Is this the concept to which the Prime Minister claims to subscribe? While he speaks of equal respect for all religions, he retains as his Home Minister yet another accused in the Babri Masjid case. And is it merely coincidental that the attacks on Christians have become frequent and systematic after Mrs. Sonia Gandhi became the leader of the Congress(I)? Are these attacks not politics by other means and are not the BJP Government's low- key condemnations of them a confirmation of this?

Compare this party politics with what the equal respect concept in fact entails politically.
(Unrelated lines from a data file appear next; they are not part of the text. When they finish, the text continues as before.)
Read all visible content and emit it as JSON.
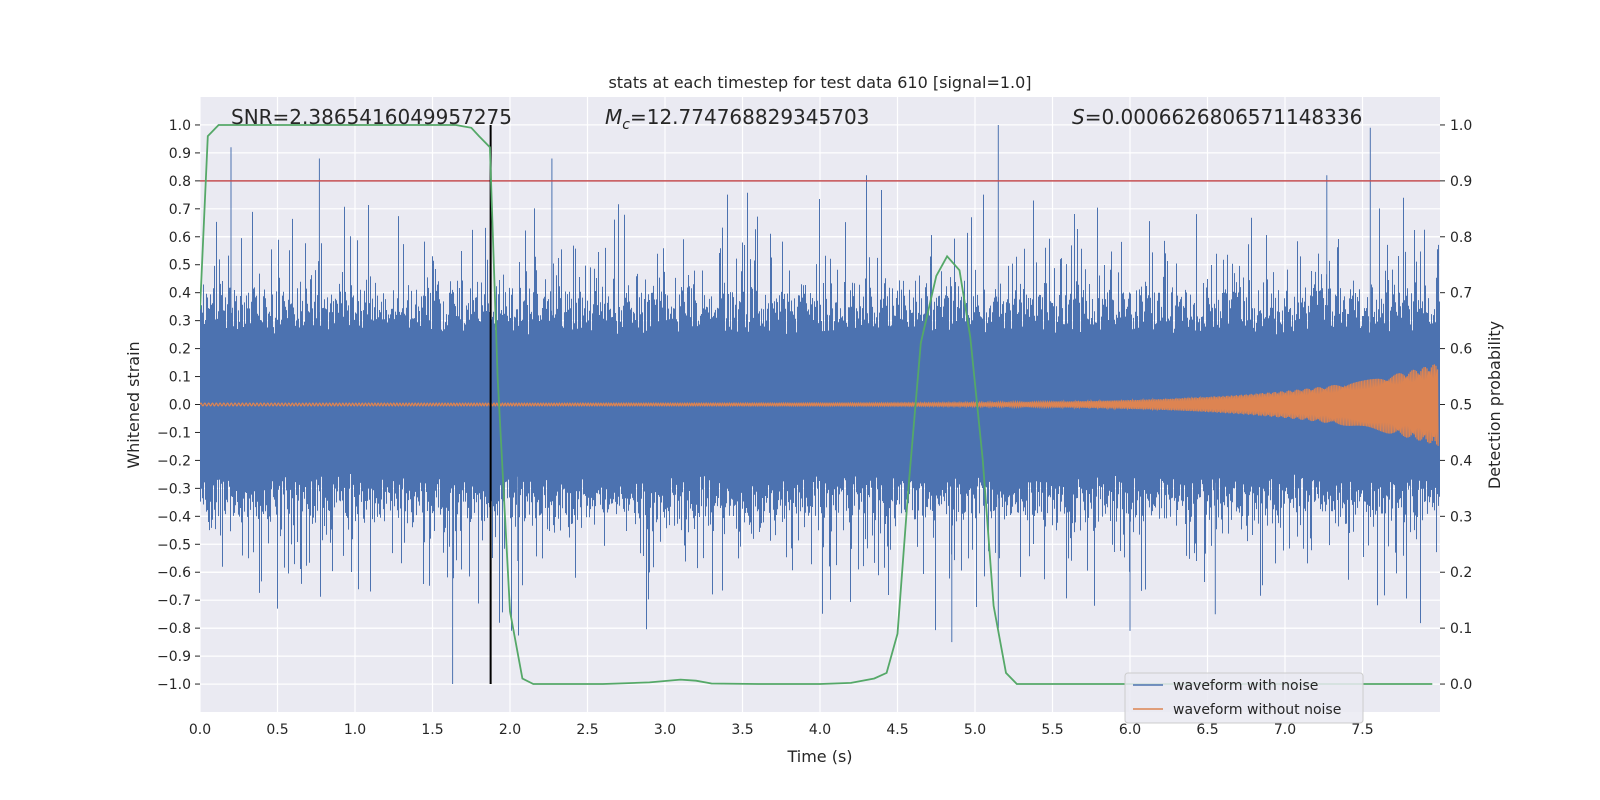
{
  "chart_data": {
    "type": "line",
    "title": "stats at each timestep for test data 610 [signal=1.0]",
    "xlabel": "Time (s)",
    "ylabel_left": "Whitened strain",
    "ylabel_right": "Detection probability",
    "xlim": [
      0.0,
      8.0
    ],
    "ylim_left": [
      -1.1,
      1.1
    ],
    "ylim_right": [
      -0.05,
      1.05
    ],
    "xticks": [
      "0.0",
      "0.5",
      "1.0",
      "1.5",
      "2.0",
      "2.5",
      "3.0",
      "3.5",
      "4.0",
      "4.5",
      "5.0",
      "5.5",
      "6.0",
      "6.5",
      "7.0",
      "7.5"
    ],
    "yticks_left": [
      "1.0",
      "0.9",
      "0.8",
      "0.7",
      "0.6",
      "0.5",
      "0.4",
      "0.3",
      "0.2",
      "0.1",
      "0.0",
      "-0.1",
      "-0.2",
      "-0.3",
      "-0.4",
      "-0.5",
      "-0.6",
      "-0.7",
      "-0.8",
      "-0.9",
      "-1.0"
    ],
    "yticks_right": [
      "1.0",
      "0.9",
      "0.8",
      "0.7",
      "0.6",
      "0.5",
      "0.4",
      "0.3",
      "0.2",
      "0.1",
      "0.0"
    ],
    "annotations": {
      "snr": "SNR=2.3865416049957275",
      "mc_symbol": "M",
      "mc_sub": "c",
      "mc_value": "=12.774768829345703",
      "s_symbol": "S",
      "s_value": "=0.0006626806571148336"
    },
    "threshold_right": 0.9,
    "threshold_color": "#c44e52",
    "vertical_marker_x": 1.875,
    "series": [
      {
        "name": "waveform with noise",
        "color": "#4c72b0",
        "axis": "left",
        "style": "noise",
        "envelope_typical": 0.38,
        "spike_max": 1.0,
        "spike_min": -1.0
      },
      {
        "name": "waveform without noise",
        "color": "#dd8452",
        "axis": "left",
        "style": "chirp",
        "amplitude_start": 0.005,
        "amplitude_end": 0.15
      },
      {
        "name": "detection probability",
        "color": "#55a868",
        "axis": "right",
        "x": [
          0.0,
          0.05,
          0.12,
          0.3,
          0.6,
          1.0,
          1.4,
          1.65,
          1.75,
          1.8,
          1.87,
          1.92,
          2.0,
          2.08,
          2.15,
          2.3,
          2.6,
          2.9,
          3.1,
          3.2,
          3.3,
          3.6,
          4.0,
          4.2,
          4.35,
          4.43,
          4.5,
          4.57,
          4.65,
          4.75,
          4.82,
          4.9,
          4.97,
          5.05,
          5.12,
          5.2,
          5.27,
          5.5,
          6.0,
          7.0,
          7.95
        ],
        "y": [
          0.67,
          0.98,
          1.0,
          1.0,
          1.0,
          1.0,
          1.0,
          1.0,
          0.995,
          0.98,
          0.96,
          0.55,
          0.13,
          0.01,
          0.0,
          0.0,
          0.0,
          0.003,
          0.008,
          0.006,
          0.001,
          0.0,
          0.0,
          0.002,
          0.01,
          0.02,
          0.09,
          0.35,
          0.61,
          0.73,
          0.765,
          0.74,
          0.62,
          0.4,
          0.14,
          0.02,
          0.0,
          0.0,
          0.0,
          0.0,
          0.0
        ]
      }
    ],
    "legend_location": "lower-right",
    "grid": true
  }
}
Had the outlook underlying Hindutva as also the Huntington clash-of-civilisations thesis, which recently originated in the U.S., been allowed to define Indian nationalism, it would have taken very little to give an anti- Christian twist to the Indian freedom struggle. That this did not happen despite the repeated colonial jibe that the Congress was Hindu-oriented is a tribute not only to the contribution Indian Christians such as Joseph Baptista, Madhusudan Das, S. K. Rudra, J. C. Kumarappa, S. K. Datta and many others had made to aspects of the struggle; it was also a momentous triumph of the concept of equal respect for all religions.

A struggle against the Raj conducted for nearly three decades at the mass level did not take on an anti-Christian character. On the contrary, the message of the Sermon on the Mount was popularised by Indian nationalists in a manner that has never happened in any country not predominantly Christian. The Hindutva organisations, on the other hand, as their track record after Mrs. Sonia Gandhi came to the fore in the Congress(I) suggests, are incapable of internalising the concept of equal respect.

At the state-level, equal respect for all religions cannot mean a state without humanism. Humanism is the key element in the making of a secular state. That the state in independent India would be religiously neutral was stipulated in the 1931 Karachi resolution to which Gandhi, Azad and Nehru were all party. Neutrality does not mean that the state would stand by while people did what they liked in the name of each religion. It cannot be neutral between humanistic and anti-humanistic religious impulses. It would respect religion; but it would also offer a humanistic critique of it.

Constitutional safeguards for minorities are important. But they too rest upon the existence in society of feelings of equal respect for all religions. To appreciate the relationship between such safeguards and the concept of equal respect, consider this: suppose prior to independence all demands, including the most extravagant, raised on behalf of every sectional minority had been conceded. What guarantee would there be that the compact would be maintained after independence?

Feelings of mutual respect among the communities are the ultimate safeguard. The moment that respect goes, no Constitution can substitute for it. No safeguards will count if society does not find it within itself to live by them. That is why Hindutva is so pernicious a phenomenon. If it undermines mutual respect in society, what it does or does not do to the state will only be consequential to the damage it would already have inflicted. That is also why the notion of equal respect must be carefully understood. It may be further refined. It may be supplemented. It must never be dismissed. In some respects it goes beyond many European secularisms which rest primarily on a reduced visibility of the religious element even as the idea of privileged official religion is retained in the state and the laws, as in the case of the blasphemy law in England.